Before the cross, most people did not have direct access to God; only the high priest could enter the Holy of Holies. Now Jesus’ death on the cross has made a path for us into the Father’s presence. God tore right through the veil that had always separated us from him. He can come out and embrace mankind, including prodigals and sinners, with no interference.
Consider Israel’s miraculous deliverance. As God’s people crossed over the Red Sea onto dry land, they saw the waves crash down on their enemy behind them. It was a glorious moment, and they held a mighty praise meeting with dancing, singing and thanksgiving. “We’re free! God has delivered us from the hand of oppression.”

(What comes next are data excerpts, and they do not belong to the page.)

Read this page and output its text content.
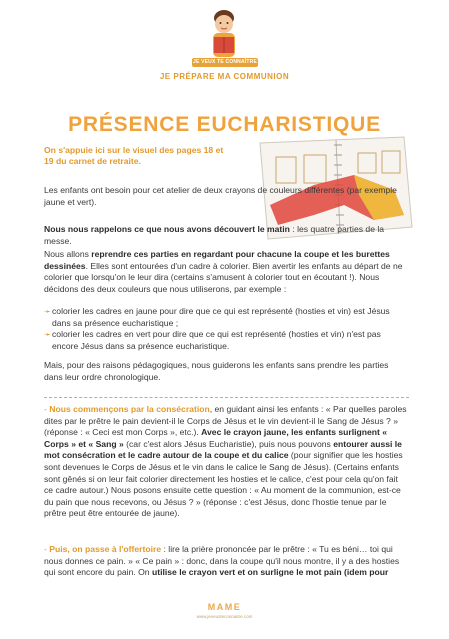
JE VEUX TE CONNAÎTRE
JE PRÉPARE MA COMMUNION
PRÉSENCE EUCHARISTIQUE
On s'appuie ici sur le visuel des pages 18 et 19 du carnet de retraite.
Les enfants ont besoin pour cet atelier de deux crayons de couleurs différentes (par exemple jaune et vert).
Nous nous rappelons ce que nous avons découvert le matin : les quatre parties de la messe.
Nous allons reprendre ces parties en regardant pour chacune la coupe et les burettes dessinées. Elles sont entourées d'un cadre à colorier. Bien avertir les enfants au départ de ne colorier que lorsqu'on le leur dira (certains s'amusent à colorier tout en écoutant !). Nous décidons des deux couleurs que nous utiliserons, par exemple :
➛ colorier les cadres en jaune pour dire que ce qui est représenté (hosties et vin) est Jésus dans sa présence eucharistique ;
➛ colorier les cadres en vert pour dire que ce qui est représenté (hosties et vin) n'est pas encore Jésus dans sa présence eucharistique.
Mais, pour des raisons pédagogiques, nous guiderons les enfants sans prendre les parties dans leur ordre chronologique.
- Nous commençons par la consécration, en guidant ainsi les enfants : « Par quelles paroles dites par le prêtre le pain devient-il le Corps de Jésus et le vin devient-il le Sang de Jésus ? » (réponse : « Ceci est mon Corps », etc.). Avec le crayon jaune, les enfants surlignent « Corps » et « Sang » (car c'est alors Jésus Eucharistie), puis nous pouvons entourer aussi le mot consécration et le cadre autour de la coupe et du calice (pour signifier que les hosties sont devenues le Corps de Jésus et le vin dans le calice le Sang de Jésus). (Certains enfants sont gênés si on leur fait colorier directement les hosties et le calice, c'est pour cela qu'on fait ce cadre autour.) Nous posons ensuite cette question : « Au moment de la communion, est-ce du pain que nous recevons, ou Jésus ? » (réponse : c'est Jésus, donc l'hostie tenue par le prêtre peut être entourée de jaune).
- Puis, on passe à l'offertoire : lire la prière prononcée par le prêtre : « Tu es béni… toi qui nous donnes ce pain. » « Ce pain » : donc, dans la coupe qu'il nous montre, il y a des hosties qui sont encore du pain. On utilise le crayon vert et on surligne le mot pain (idem pour
MAME
www.jeveuxteconnaitre.com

Their first test came just a few days later, but they ended up murmuring and complaining, totally dissatisfied with the outcome. Yes, they had known God’s deliverance, but they didn’t yet understand his great love for them.
Israel’s story represents our own deliverance from the bondage and guilt of sin. We know that Satan was defeated at the cross and that we were set free from his iron grip. Yet God had something even greater in mind. You see, he never meant for Israel to just camp on the victory side of the Red Sea. His ultimate purpose in bringing them out of Egypt was to take them into the promised land of Canaan. He brought them out to bring them into his love and embrace in the home he had prepared for them.

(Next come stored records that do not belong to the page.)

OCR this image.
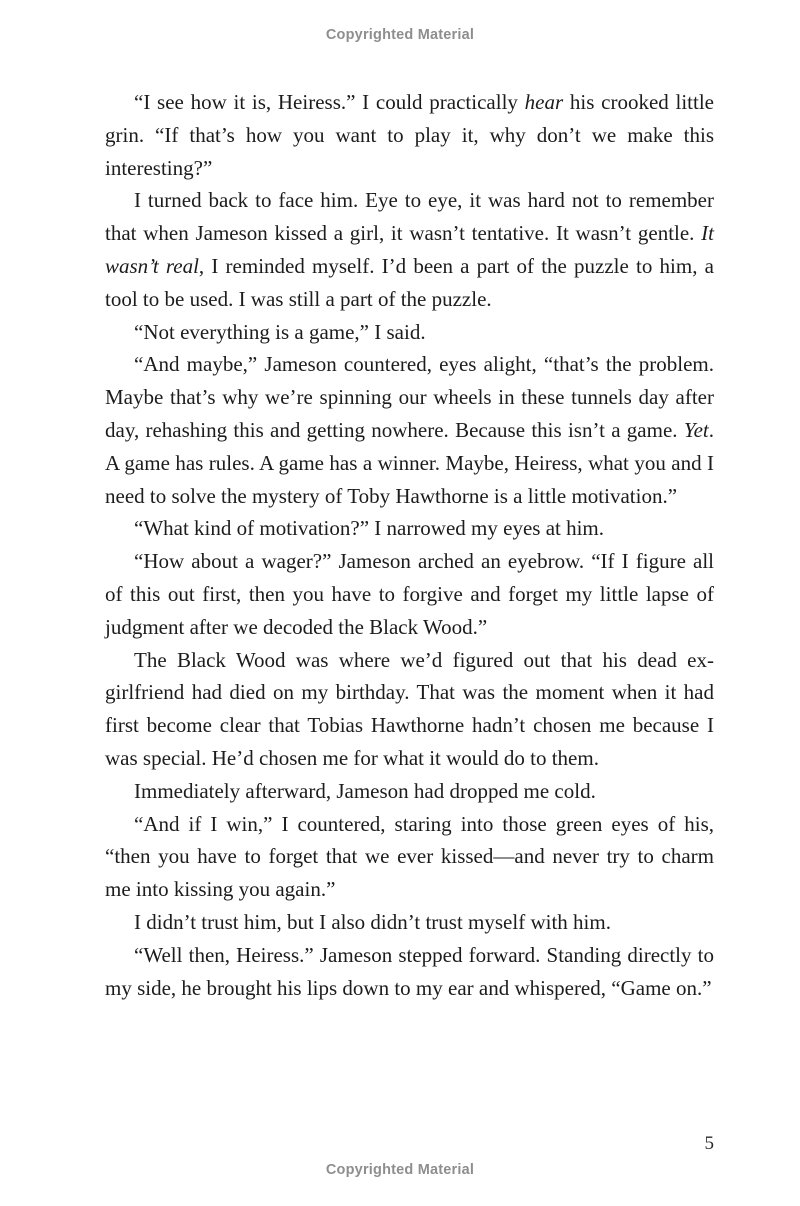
Copyrighted Material

“I see how it is, Heiress.” I could practically hear his crooked little grin. “If that’s how you want to play it, why don’t we make this interesting?”

I turned back to face him. Eye to eye, it was hard not to remember that when Jameson kissed a girl, it wasn’t tentative. It wasn’t gentle. It wasn’t real, I reminded myself. I’d been a part of the puzzle to him, a tool to be used. I was still a part of the puzzle.

“Not everything is a game,” I said.

“And maybe,” Jameson countered, eyes alight, “that’s the problem. Maybe that’s why we’re spinning our wheels in these tunnels day after day, rehashing this and getting nowhere. Because this isn’t a game. Yet. A game has rules. A game has a winner. Maybe, Heiress, what you and I need to solve the mystery of Toby Hawthorne is a little motivation.”

“What kind of motivation?” I narrowed my eyes at him.

“How about a wager?” Jameson arched an eyebrow. “If I figure all of this out first, then you have to forgive and forget my little lapse of judgment after we decoded the Black Wood.”

The Black Wood was where we’d figured out that his dead ex-girlfriend had died on my birthday. That was the moment when it had first become clear that Tobias Hawthorne hadn’t chosen me because I was special. He’d chosen me for what it would do to them.

Immediately afterward, Jameson had dropped me cold.

“And if I win,” I countered, staring into those green eyes of his, “then you have to forget that we ever kissed—and never try to charm me into kissing you again.”

I didn’t trust him, but I also didn’t trust myself with him.

“Well then, Heiress.” Jameson stepped forward. Standing directly to my side, he brought his lips down to my ear and whispered, “Game on.”

5
Copyrighted Material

Here is the key: You cannot serve the Lord in peace and freedom until you see his delight in your deliverance…until you realize that every wall has been removed at the cross…until you know that your sinful past has been wiped away. God says, “I want you to move on! Come now into the fullness that awaits you in my presence!”
As God’s children, we rejoice in the wonderful benefits of the cross. We have moved out of Egypt and are standing on the “victory side” of our Red Sea trial. We thank God continually for casting our oppressor into the sea. Now let us make sure that we don’t miss God’s ultimate purpose for us: to bring us into the Holy of Holies, to himself.